3.  Pyromancy doesn't have any statistic requirements.  I'm just going to say that.
4.  Pick your weapons.  There is no point using anything other than fire, chaos fire or lightning.  And divine, obviously, for the catacombs.
5.  Pick your equipment carefully.  Most armour can be improved to +10, special stuff to +5 and things like the gold-hemmed set, not at all.  Bear in mind that some items can look bad to start with, but really reward you if you max them out.
6. Your maximum equip load will only ever be increased by items, so stick to light armour if you want to be mobile.

7.   A heater shield, available from the Male Undead Merchant, has the lowest strength requirement for any shield which stops 100% of physical damage. 
8.  Practice your technique.  Going toe to toe is not advisable.  Dodge.  A lot.  Parry.  Not only does it mean you don't have to spend ages dancing about, it is also monumentally cool.  You will feel like some kind of Dark Souls god.

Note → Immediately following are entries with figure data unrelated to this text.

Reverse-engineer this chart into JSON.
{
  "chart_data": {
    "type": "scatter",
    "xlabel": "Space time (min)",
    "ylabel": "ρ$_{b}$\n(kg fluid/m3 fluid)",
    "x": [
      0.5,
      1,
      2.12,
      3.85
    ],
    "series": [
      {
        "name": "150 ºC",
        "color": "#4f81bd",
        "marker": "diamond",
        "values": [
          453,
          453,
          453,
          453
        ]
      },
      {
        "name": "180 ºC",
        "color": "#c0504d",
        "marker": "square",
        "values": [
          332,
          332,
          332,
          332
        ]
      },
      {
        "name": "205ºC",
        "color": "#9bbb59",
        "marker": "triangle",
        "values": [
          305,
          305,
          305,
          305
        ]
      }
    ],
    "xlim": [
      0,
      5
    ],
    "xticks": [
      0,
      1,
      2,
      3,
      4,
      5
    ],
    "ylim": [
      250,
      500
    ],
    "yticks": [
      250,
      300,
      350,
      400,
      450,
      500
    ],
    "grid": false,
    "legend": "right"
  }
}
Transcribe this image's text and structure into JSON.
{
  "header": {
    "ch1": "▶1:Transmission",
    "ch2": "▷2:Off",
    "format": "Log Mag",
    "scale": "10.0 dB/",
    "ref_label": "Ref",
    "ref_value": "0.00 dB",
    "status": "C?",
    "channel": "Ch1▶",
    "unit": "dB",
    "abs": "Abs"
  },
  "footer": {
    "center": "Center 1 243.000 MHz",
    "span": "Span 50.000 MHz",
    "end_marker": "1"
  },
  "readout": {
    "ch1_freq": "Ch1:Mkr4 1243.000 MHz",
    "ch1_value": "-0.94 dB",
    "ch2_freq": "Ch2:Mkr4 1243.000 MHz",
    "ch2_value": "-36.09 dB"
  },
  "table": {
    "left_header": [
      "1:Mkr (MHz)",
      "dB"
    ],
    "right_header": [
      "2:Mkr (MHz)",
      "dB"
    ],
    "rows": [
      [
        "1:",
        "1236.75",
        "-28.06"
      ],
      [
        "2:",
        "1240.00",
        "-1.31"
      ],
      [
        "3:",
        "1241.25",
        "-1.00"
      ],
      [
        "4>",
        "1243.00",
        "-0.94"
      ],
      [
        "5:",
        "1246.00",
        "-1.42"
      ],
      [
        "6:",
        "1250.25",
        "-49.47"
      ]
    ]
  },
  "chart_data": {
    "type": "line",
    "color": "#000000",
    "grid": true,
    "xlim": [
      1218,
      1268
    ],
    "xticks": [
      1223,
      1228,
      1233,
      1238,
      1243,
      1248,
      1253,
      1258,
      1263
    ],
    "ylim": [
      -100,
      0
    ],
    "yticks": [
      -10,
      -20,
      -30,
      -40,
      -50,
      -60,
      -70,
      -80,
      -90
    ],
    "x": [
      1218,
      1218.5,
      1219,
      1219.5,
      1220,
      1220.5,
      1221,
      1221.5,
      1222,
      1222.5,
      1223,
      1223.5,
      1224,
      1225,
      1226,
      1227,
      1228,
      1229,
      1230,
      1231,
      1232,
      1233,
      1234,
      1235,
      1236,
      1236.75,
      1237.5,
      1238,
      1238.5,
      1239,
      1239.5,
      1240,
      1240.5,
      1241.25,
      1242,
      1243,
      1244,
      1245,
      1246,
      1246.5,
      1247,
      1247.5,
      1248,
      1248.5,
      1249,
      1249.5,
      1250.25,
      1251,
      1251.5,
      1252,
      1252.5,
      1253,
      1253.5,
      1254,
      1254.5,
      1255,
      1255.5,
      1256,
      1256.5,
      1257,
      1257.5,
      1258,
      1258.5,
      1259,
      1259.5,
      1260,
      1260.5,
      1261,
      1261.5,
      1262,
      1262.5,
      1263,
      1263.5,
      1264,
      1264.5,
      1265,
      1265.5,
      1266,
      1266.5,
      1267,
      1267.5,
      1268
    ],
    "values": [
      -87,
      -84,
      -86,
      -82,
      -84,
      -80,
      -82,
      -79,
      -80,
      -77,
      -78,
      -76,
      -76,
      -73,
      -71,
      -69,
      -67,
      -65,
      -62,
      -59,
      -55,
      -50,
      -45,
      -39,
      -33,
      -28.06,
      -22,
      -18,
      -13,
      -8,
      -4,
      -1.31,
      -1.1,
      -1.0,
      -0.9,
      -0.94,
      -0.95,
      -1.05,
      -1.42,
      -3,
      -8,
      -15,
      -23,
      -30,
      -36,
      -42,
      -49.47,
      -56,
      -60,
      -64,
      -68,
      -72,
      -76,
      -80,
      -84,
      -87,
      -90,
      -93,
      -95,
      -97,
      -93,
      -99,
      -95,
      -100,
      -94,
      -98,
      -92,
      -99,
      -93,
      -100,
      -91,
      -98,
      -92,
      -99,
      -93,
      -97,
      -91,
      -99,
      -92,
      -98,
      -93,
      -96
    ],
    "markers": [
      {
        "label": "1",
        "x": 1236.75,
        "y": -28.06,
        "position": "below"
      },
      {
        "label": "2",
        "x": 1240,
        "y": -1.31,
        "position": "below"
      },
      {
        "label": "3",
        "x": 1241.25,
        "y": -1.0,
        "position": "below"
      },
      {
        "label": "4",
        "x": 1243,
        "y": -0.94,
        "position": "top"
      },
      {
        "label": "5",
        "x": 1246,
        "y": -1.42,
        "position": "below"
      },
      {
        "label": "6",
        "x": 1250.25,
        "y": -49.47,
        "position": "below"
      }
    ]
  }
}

9. Don't feel like you have to do everything.  Your aim is to beat the game.  You don't have to kill everyone to do so.
10. You will not be able to summon anybody, or be summoned, much past Undead Parish.  Save your humanity so that you can summon Solaire for Ornstein and Smough - you'll need him.

Finally, there will be times when you wonder why you are doing this.  You are doing this for the same reason that Edmund Hillary conquered Everest; so that, like him, you can say  "Well, George, we knocked the bastard off."  Assuming, of course, that you know someone called George.